If These Walls

What if walls could talk? Those of 105 Mandalay Way can.
Through five generations the house listens, watches … and finally acts.


 

To accommodate its burgeoning population, 1890s London pushed its railways out into the surrounding countryside, turning what had been villages and fields into suburbs. Those drawn to the capital for work no longer had to live in its crowded slums, and could instead live outside its center and commute. In a frenzy of building of all sorts, the late Victorians and Edwardians expanded the city until it was, briefly, the largest in the world.

 

Review

“London is an epicenter of change, and a house imbued with increasing human understanding sees much from its place on a hill—a view nostalgic, curmudgeonly, and hopeful. A delightful romp through the changing times of the city and how the residents of one house thrive, cope, or succumb.”

—Gaoler, Amazon reader

Sample chapter: © David Andrew Westwood 2025, all rights reserved. No part of this text may be reproduced without written permission from the author.

1900s

Now I am becoming accustomed to these creatures living in me, but it is not easy, or comfortable. They feel like some kind of parasite spreading through my rooms. I still don’t particularly like my inhabitants. Not the Wheatstones specifically, but Homo sapiens in general. I was better unoccupied and uncontaminated.

And it is not just their animal persons. If there is one thing that humans are good at, it is filling a house with a jumble of objects to which they have become attached. Carpets and cabinets, armchairs and settees, loveseats and chaises longue, upright pianoforte, tables of every conceivable size, wardrobes and china cabinets, highboys and breakfronts, secretaries and four-posters, shutters and screens, curtains and valances, ottomans and valet stands. And that’s just the furniture. There is an overabundance of smaller items too—picture frames, flower vases, Staffordshire dogs, Toby mugs, photograph albums, umbrella stands, mantel clocks, fruit bowls, candlesticks, sewing machine, framed silhouettes, stuffed birds in glass cases… Each time one of the family leaves they return with something new to add to the collection.

There is apparently no end to the human urge to acquire material possessions, as if you are what you own. It must have started in prehistoric times, with cave dwellers bringing home interesting rocks and chipping out a shelf to put them on. I could almost believe that houses are less for sheltering these creatures and more as a showcase to display their things. Humans are possibly just curators.

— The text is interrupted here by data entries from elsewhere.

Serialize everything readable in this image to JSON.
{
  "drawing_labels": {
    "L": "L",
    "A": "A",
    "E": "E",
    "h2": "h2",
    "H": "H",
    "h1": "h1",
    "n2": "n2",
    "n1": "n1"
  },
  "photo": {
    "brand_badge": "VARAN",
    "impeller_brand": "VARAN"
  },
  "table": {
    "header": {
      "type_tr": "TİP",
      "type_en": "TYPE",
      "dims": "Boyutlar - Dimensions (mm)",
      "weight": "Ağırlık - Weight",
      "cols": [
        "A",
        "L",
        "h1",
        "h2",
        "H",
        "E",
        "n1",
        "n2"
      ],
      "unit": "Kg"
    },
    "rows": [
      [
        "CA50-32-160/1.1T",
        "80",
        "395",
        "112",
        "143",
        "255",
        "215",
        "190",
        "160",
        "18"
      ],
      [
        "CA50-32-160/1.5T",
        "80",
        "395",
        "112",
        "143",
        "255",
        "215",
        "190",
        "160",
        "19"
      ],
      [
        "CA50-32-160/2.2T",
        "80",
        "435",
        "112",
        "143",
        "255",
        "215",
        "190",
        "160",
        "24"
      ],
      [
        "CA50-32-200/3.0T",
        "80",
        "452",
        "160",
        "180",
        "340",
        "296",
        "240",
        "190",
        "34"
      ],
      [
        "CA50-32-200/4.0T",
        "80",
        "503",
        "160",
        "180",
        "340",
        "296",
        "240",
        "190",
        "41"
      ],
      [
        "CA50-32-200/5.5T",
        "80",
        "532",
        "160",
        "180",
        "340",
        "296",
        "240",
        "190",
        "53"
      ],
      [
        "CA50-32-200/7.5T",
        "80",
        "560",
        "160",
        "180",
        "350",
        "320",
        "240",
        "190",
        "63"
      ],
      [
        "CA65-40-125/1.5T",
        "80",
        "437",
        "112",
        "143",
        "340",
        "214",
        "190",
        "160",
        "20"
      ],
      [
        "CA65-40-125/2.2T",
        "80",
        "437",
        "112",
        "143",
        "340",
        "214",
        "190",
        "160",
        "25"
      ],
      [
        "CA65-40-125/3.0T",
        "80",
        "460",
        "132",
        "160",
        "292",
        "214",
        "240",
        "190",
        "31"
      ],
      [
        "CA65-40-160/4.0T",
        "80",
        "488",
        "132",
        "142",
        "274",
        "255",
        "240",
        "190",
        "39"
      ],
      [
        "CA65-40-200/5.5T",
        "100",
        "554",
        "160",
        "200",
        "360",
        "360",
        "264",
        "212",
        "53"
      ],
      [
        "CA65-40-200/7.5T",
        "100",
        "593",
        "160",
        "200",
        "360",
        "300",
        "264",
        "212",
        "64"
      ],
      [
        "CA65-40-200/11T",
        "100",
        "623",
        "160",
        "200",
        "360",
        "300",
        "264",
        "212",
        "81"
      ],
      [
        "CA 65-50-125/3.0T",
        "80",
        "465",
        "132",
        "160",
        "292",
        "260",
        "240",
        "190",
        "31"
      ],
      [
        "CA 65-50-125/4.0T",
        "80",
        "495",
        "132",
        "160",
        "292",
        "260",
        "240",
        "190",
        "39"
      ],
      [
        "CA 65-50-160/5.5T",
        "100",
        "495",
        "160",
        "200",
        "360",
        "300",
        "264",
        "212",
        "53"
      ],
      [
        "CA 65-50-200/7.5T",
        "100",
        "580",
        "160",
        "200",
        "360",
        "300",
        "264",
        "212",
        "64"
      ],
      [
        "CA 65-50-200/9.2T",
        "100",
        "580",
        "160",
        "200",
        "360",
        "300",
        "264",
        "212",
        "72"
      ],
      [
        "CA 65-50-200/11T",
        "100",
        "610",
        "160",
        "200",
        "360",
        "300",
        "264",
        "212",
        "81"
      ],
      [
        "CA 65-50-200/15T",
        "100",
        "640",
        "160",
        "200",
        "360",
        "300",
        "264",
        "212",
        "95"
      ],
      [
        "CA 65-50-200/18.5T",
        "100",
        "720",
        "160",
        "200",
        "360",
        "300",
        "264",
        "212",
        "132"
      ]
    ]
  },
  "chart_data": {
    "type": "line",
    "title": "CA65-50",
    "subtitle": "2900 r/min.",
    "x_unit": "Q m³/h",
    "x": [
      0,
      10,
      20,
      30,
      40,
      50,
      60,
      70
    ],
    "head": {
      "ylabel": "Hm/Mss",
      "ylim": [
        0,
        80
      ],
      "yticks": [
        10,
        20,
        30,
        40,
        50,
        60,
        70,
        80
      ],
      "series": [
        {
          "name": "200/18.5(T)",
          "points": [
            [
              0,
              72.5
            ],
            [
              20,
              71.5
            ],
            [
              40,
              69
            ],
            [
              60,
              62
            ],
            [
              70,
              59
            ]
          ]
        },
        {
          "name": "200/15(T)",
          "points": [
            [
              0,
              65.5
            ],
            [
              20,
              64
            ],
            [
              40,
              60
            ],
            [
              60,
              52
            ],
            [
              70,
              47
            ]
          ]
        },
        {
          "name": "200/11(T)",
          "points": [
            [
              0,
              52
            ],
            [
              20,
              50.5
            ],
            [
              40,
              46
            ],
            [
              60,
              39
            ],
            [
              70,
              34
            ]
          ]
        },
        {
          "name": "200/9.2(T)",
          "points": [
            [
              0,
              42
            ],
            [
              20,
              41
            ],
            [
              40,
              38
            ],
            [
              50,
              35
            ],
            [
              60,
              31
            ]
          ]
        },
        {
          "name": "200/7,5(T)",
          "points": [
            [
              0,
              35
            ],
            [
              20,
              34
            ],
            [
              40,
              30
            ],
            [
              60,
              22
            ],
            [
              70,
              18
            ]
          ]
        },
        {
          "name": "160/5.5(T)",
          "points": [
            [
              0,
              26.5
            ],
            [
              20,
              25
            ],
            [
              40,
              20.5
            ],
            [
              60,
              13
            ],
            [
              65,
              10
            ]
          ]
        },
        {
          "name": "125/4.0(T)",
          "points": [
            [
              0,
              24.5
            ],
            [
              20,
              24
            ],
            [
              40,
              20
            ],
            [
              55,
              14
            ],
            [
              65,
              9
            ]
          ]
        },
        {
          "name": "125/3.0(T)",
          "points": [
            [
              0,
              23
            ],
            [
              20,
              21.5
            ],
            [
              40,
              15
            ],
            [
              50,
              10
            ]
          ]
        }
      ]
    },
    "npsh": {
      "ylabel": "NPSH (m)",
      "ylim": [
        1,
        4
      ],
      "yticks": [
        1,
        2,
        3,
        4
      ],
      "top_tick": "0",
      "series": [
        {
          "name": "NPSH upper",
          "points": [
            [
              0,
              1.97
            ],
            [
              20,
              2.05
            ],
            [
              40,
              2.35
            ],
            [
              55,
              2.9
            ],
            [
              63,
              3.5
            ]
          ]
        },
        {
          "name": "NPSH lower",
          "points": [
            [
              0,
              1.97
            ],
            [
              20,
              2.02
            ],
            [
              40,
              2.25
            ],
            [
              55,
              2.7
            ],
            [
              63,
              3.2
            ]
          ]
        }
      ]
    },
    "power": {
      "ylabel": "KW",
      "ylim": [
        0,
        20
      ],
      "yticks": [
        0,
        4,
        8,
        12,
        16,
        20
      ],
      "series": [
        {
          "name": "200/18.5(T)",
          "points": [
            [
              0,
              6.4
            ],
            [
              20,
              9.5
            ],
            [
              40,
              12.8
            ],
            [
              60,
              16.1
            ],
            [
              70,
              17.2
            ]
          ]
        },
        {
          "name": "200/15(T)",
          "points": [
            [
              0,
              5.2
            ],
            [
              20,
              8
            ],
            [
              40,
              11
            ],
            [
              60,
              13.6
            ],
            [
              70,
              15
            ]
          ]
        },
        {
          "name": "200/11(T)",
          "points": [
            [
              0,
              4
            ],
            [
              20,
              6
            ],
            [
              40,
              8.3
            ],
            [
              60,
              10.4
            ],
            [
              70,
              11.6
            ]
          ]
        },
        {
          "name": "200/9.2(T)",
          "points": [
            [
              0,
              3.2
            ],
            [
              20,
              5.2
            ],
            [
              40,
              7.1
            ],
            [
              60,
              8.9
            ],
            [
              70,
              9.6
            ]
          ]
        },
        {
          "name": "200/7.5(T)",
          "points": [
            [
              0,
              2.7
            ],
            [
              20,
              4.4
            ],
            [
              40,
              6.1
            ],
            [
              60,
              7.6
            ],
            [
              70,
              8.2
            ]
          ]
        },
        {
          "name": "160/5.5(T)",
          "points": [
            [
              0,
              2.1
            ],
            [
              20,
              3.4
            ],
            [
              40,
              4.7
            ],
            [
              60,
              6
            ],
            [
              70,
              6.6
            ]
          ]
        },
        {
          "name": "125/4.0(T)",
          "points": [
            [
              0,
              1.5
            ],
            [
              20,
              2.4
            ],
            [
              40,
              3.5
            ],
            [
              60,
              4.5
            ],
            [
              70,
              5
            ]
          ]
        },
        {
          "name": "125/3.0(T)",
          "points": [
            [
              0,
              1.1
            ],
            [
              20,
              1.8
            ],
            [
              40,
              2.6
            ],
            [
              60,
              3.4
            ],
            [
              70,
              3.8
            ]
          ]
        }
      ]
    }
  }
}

All this hodgepodge is what makes each house a home, I suppose, but I don’t like it. I expect humans judge each other by the quality and quantity of the bric-a-brac with which they surround themselves. I miss my pristine state, just the clean lines and empty spaces of freshly-plastered rooms. My walls and windows were unsullied with tobacco and coal smoke, my fireplaces and chimneys unsooted, my rooms uncluttered. But I am stuck with them.

* * *

And decoration. Humans seem to love garnishment and ornamentation. Not content with plain molding and any stark areas of more than a few square inches, they have to adorn it all with some form of arabesque. The wallpaper demands attention, the curtains compete for the eye. The chairs and settee are decorated with carved rococo flourishes and covered in multicolored chintz. It is as if my tenants are afraid any plainness will be equated with poverty. They try overhard to display their social standing to a point at which each item clashes with the others in a visual free-for-all.

Even Frederick, males being less ornamented than females, seems to require refined touches to assert his class. The pinstripes in his three-piece suit, the tie pin, the cufflinks, the watch chain—attached to an ornamented pocket watch, of course.

Even Clementine, stuck inside my rooms for most of her days with no one to admire her, must apparently advertise her wealth with earrings, tiaras, necklaces, rings, bracelets, and brocaded fabrics. Things must shine, apparently, to signal prosperity. I find it overwhelming.

I decide this must be a historical sign of status, a form of class distinction. Everything in Britain revolves around class, from its houses to its railway carriages. This must be extremely important to humans.

* * *

I have discovered sleep. It seems I am really aware only when my inhabitants are too. When they sleep, my consciousness can either retreat to another room where someone is still awake, or go into a kind of limbo itself, to reawaken when they do. This is probably a good thing, since what would I do if I were awake all the time with nothing to do except think? It would be … bedlam.

At night, when my rooms and our surroundings are quiet, there is no one to listen to.  I have no goals, no reminiscences, and as far as I know no deep-seated phobias. I drift, part of the ever-growing city.